But being anything other than cis and heterosexual?
Oh boy. That’s school on hard mode.
Every non-straight identity faced their own kind of bullying. Lesbian girls are fetishized by teenage boys; bisexual kids are forced into the label of their same-sex attraction and mocked for that. And gay boys… well, I’m most familiar with this kind.
In some places, it’s just name-calling. The usual playground stuff and it’s hard to talk about this without being called a snowflake. But the constant taunting is dehumanizing and will isolate even the most strong-willed of people.
Beyond that, there’s the obvious physical violence. Flaring up in locker rooms where there’s no adult supervision, or in classrooms where gay boys are always the subject of attack. I saw all of this in my school, and a bit of it directed at me.
I grew up in a town in the county of Essex, just outside of London. One of the many things that part of England is known for is creative use of words. That was people’s main weapon against me. We don’t really use the word faggot, but Ali G gave the boys ‘batty boy’, which I’m sure every non-straight kid is happy for.
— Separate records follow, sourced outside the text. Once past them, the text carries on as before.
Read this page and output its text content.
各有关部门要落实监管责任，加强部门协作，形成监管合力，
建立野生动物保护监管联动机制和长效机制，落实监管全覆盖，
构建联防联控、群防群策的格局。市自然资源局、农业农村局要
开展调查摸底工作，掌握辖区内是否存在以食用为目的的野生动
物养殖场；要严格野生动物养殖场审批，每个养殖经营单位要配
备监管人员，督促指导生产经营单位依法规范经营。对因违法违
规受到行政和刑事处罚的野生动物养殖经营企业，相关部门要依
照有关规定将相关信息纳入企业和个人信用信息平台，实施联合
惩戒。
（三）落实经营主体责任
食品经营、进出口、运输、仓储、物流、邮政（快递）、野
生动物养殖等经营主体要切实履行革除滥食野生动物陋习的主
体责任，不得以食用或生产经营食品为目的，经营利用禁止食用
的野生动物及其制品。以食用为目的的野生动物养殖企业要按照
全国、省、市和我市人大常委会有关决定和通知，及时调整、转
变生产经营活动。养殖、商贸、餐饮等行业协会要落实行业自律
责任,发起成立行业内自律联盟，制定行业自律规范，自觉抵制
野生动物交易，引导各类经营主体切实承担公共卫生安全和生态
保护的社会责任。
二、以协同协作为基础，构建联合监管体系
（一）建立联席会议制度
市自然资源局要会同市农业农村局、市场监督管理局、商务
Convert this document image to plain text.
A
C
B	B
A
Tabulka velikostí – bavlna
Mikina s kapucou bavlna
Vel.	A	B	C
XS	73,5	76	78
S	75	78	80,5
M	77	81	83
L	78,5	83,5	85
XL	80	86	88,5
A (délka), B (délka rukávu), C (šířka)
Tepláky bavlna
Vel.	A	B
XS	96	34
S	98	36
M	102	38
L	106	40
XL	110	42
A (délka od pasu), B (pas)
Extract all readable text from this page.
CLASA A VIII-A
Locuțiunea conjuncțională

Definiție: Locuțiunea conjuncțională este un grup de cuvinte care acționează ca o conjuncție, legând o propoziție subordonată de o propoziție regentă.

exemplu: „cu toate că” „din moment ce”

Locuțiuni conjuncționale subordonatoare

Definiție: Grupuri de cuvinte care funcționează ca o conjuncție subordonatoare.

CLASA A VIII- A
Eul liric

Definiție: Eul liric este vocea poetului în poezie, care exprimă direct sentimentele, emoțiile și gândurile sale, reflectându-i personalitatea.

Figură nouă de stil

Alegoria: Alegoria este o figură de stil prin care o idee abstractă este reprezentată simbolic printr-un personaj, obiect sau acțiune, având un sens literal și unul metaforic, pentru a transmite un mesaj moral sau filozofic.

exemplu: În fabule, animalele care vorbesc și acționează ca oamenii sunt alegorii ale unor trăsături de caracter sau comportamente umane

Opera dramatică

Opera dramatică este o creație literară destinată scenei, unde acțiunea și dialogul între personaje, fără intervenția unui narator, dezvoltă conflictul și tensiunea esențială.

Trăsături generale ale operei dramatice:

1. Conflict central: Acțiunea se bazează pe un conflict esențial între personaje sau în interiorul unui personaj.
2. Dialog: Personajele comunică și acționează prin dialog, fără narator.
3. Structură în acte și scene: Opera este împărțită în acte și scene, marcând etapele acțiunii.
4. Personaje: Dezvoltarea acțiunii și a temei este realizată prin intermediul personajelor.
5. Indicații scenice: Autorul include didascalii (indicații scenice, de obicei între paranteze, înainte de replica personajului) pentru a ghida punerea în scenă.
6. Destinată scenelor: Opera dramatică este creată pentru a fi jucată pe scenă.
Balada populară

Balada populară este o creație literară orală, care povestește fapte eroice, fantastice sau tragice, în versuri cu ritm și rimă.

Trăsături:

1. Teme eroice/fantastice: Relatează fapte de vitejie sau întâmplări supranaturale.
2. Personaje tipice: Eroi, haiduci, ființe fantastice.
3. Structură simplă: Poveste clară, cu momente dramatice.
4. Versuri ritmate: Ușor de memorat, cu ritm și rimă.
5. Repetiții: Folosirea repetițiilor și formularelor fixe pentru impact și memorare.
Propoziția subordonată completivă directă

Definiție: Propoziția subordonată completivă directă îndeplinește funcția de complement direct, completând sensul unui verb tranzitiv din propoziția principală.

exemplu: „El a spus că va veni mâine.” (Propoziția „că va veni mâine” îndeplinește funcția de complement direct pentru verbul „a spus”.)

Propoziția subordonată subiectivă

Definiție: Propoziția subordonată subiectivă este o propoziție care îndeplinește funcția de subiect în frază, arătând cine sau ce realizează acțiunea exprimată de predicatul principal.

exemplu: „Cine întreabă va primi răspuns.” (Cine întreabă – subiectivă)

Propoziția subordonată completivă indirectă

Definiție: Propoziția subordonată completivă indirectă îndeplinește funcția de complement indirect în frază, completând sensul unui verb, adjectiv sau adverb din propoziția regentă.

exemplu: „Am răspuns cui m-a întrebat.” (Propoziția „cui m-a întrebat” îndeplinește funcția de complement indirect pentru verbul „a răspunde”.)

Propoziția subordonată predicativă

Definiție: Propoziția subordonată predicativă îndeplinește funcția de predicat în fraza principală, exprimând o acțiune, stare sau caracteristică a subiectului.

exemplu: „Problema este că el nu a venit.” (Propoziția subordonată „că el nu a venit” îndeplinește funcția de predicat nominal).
A lot of it is tame. My last name was bastardized into Tom Gaypon, Gay-capon, or Tom ‘Gay Boy’ Capon as if I was a combatant in the world’s worst banter boxing match. What I’m getting at is I got it easy. I grew to the size of an adult as soon as I hit 14, like an acne-ridden beanstalk. People mostly left me alone.
I know people who were followed home and attacked. People beaten up in the park. Other kids parroted the bigotry of their parents, with the kind of blind hatred of a religious zealot. It’s just their peers who being burned at the stake.
Playgrounds really are a battlefield.
But in any field of battle, you need allies. In school, there was probably only a handful of other LGBTI people to rely on. Most don’t find their queer family till after school. So what did we all do in the meantime? We found girls.
They were the ones that took us in when our male peers shunned us. We sat with them at lunch. They invited us round their house. When all the name calling and physical violence looms over a school career, you can pretty much guarantee that a gay or bi boy has a gang of girls surrounding them.
With the straight or bi girls, you could openly talk about boys – an act of liberation, you were no longer ashamed of your feelings. With gay or bi girls, you could revel in that bond of otherness, without the risk of pressures and entanglements of teenage love.
While no one should be expected to put themselves at risk to help others, a lot did. They’d call out the bullies. At the very least, being in a pack offered the best kind of protection – and it was the girls who would let us into the pack.
But it’s not just about being saviors: they were – and are – our best friends. The ones we could talk to about anything. The ones we loved in the most ridiculous years of your life.
So thank you to all the girls out there doing the good work and saving their gay friends from the torments of idiot teen boys. And thank you to all the women who did that at school; for me, and for everyone else. You might never know how much of a difference you made.